All of this suggest that unhygienic environments, perhaps more so than access to food, contribute to childhood growth. At least among children, there is other evidence that dietary quality and quantity (and disease), standard measures of food insecurity, are not necessarily responsible for the high prevalence of stunting and underweight observed in many low-income, high mortality countries. Part of this evidence comes from nutritional supplementation trials that tend to show limited positive impacts on nutritional outcomes. And part of this evidence comes from data showing that secular improvements in diarrheal prevalence are not associated with parallel improvements in nutritional stunting, or within-children that diarrhea episodes appear to have limit if any detectable impact on children’s growth outcomes several months after the episode. Finally, and intriguingly, data from at least two studies that actually measured the amount of food that children did not eat (but were offered) reveal that stunted children ate only ~70% of what they were offered. In a study from Huascar, Peru in the 1990s stunted infants tended to consume more each day than the non-stunted but both groups only consumed 65-70% of what they were offered. Similarly a study of 2-5 year olds in Mexico also showed that despite being stunted, which would classify them as hungry by some measures, these children consumed only 1528 of the 2029 kcals that were available to them. Of course, if stunting was directly equated with hunger or lack of food then food waste would not be expected. All of this suggests that utilization is potentially more important than once thought (or, at least more than I thought) – or rather that access and availability aren’t the whole story.
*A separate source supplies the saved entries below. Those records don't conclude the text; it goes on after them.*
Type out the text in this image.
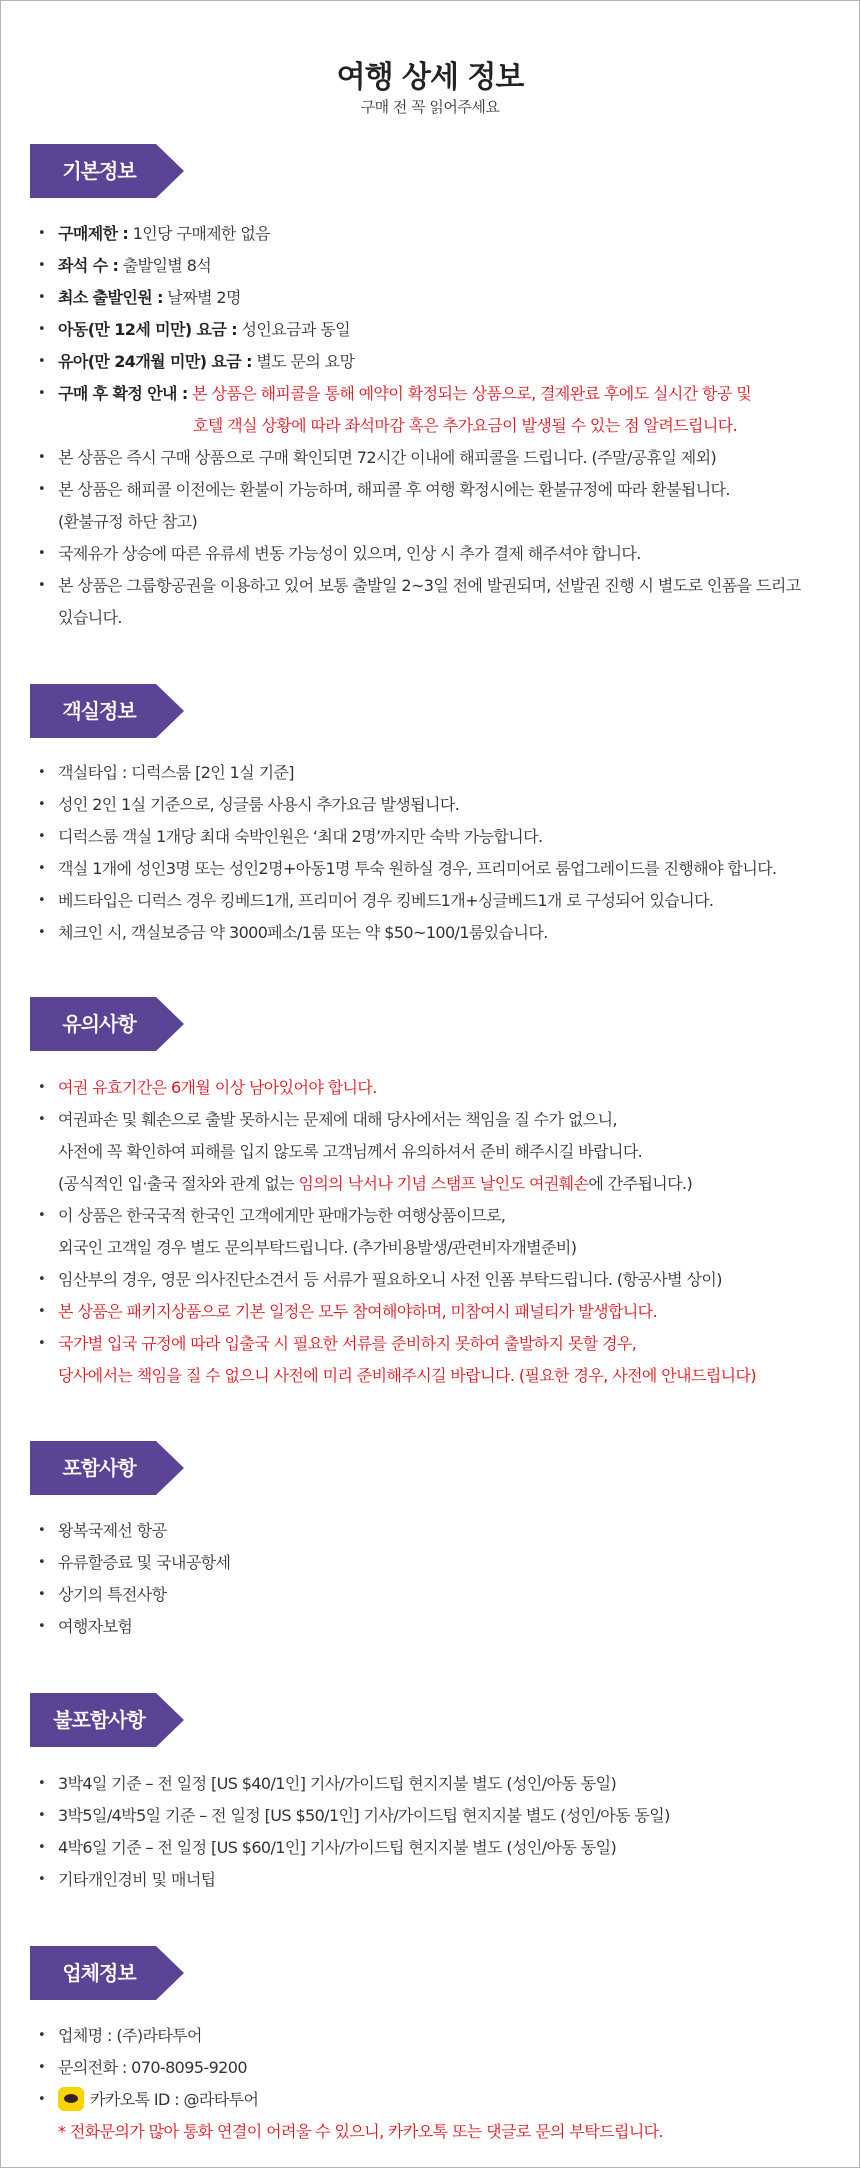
여행 상세 정보
구매 전 꼭 읽어주세요
기본정보
• 구매제한 : 1인당 구매제한 없음
• 좌석 수 : 출발일별 8석
• 최소 출발인원 : 날짜별 2명
• 아동(만 12세 미만) 요금 : 성인요금과 동일
• 유아(만 24개월 미만) 요금 : 별도 문의 요망
• 구매 후 확정 안내 : 본 상품은 해피콜을 통해 예약이 확정되는 상품으로, 결제완료 후에도 실시간 항공 및
호텔 객실 상황에 따라 좌석마감 혹은 추가요금이 발생될 수 있는 점 알려드립니다.
• 본 상품은 즉시 구매 상품으로 구매 확인되면 72시간 이내에 해피콜을 드립니다. (주말/공휴일 제외)
• 본 상품은 해피콜 이전에는 환불이 가능하며, 해피콜 후 여행 확정시에는 환불규정에 따라 환불됩니다.
(환불규정 하단 참고)
• 국제유가 상승에 따른 유류세 변동 가능성이 있으며, 인상 시 추가 결제 해주셔야 합니다.
• 본 상품은 그룹항공권을 이용하고 있어 보통 출발일 2~3일 전에 발권되며, 선발권 진행 시 별도로 인폼을 드리고
있습니다.
객실정보
• 객실타입 : 디럭스룸 [2인 1실 기준]
• 성인 2인 1실 기준으로, 싱글룸 사용시 추가요금 발생됩니다.
• 디럭스룸 객실 1개당 최대 숙박인원은 ‘최대 2명’까지만 숙박 가능합니다.
• 객실 1개에 성인3명 또는 성인2명+아동1명 투숙 원하실 경우, 프리미어로 룸업그레이드를 진행해야 합니다.
• 베드타입은 디럭스 경우 킹베드1개, 프리미어 경우 킹베드1개+싱글베드1개 로 구성되어 있습니다.
• 체크인 시, 객실보증금 약 3000페소/1룸 또는 약 $50~100/1룸있습니다.
유의사항
• 여권 유효기간은 6개월 이상 남아있어야 합니다.
• 여권파손 및 훼손으로 출발 못하시는 문제에 대해 당사에서는 책임을 질 수가 없으니,
사전에 꼭 확인하여 피해를 입지 않도록 고객님께서 유의하셔서 준비 해주시길 바랍니다.
(공식적인 입·출국 절차와 관계 없는 임의의 낙서나 기념 스탬프 날인도 여권훼손에 간주됩니다.)
• 이 상품은 한국국적 한국인 고객에게만 판매가능한 여행상품이므로,
외국인 고객일 경우 별도 문의부탁드립니다. (추가비용발생/관련비자개별준비)
• 임산부의 경우, 영문 의사진단소견서 등 서류가 필요하오니 사전 인폼 부탁드립니다. (항공사별 상이)
• 본 상품은 패키지상품으로 기본 일정은 모두 참여해야하며, 미참여시 패널티가 발생합니다.
• 국가별 입국 규정에 따라 입출국 시 필요한 서류를 준비하지 못하여 출발하지 못할 경우,
당사에서는 책임을 질 수 없으니 사전에 미리 준비해주시길 바랍니다. (필요한 경우, 사전에 안내드립니다)
포함사항
• 왕복국제선 항공
• 유류할증료 및 국내공항세
• 상기의 특전사항
• 여행자보험
불포함사항
• 3박4일 기준 – 전 일정 [US $40/1인] 기사/가이드팁 현지지불 별도 (성인/아동 동일)
• 3박5일/4박5일 기준 – 전 일정 [US $50/1인] 기사/가이드팁 현지지불 별도 (성인/아동 동일)
• 4박6일 기준 – 전 일정 [US $60/1인] 기사/가이드팁 현지지불 별도 (성인/아동 동일)
• 기타개인경비 및 매너팁
업체정보
• 업체명 : (주)라타투어
• 문의전화 : 070-8095-9200
• 카카오톡 ID : @라타투어
* 전화문의가 많아 통화 연결이 어려울 수 있으니, 카카오톡 또는 댓글로 문의 부탁드립니다.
If food utilization is compromised by damaged mucosa in children living in unhygienic settings then this may help explain why the relationship between measures of food insecurity and the prevalence of undernutrition varies widely between sites and is often only weakly related. It also suggests that questionnaire based methods of food insecurity (or even observations of food intake) will routinely underestimate the utilization component of food insecurity and this will be biased such that less hygienic environments will typically show a greater mismatch between subjective measures or experience based measures of food insecurity and measures of undernutrition. This complicates the utilization components of food insecurity too, and suggests that we need to look not only at the food choices that people make but also at to what extent those foods are actually absorbed into the body. Finally, thinking across the pillars suggests that different components of food insecurity may differentially impact on health and wellbeing outcomes and these might interact with one another. Does this mean that access scales are missing a (big) piece of the picture or that they will be most effective when additional measures of hygiene exist?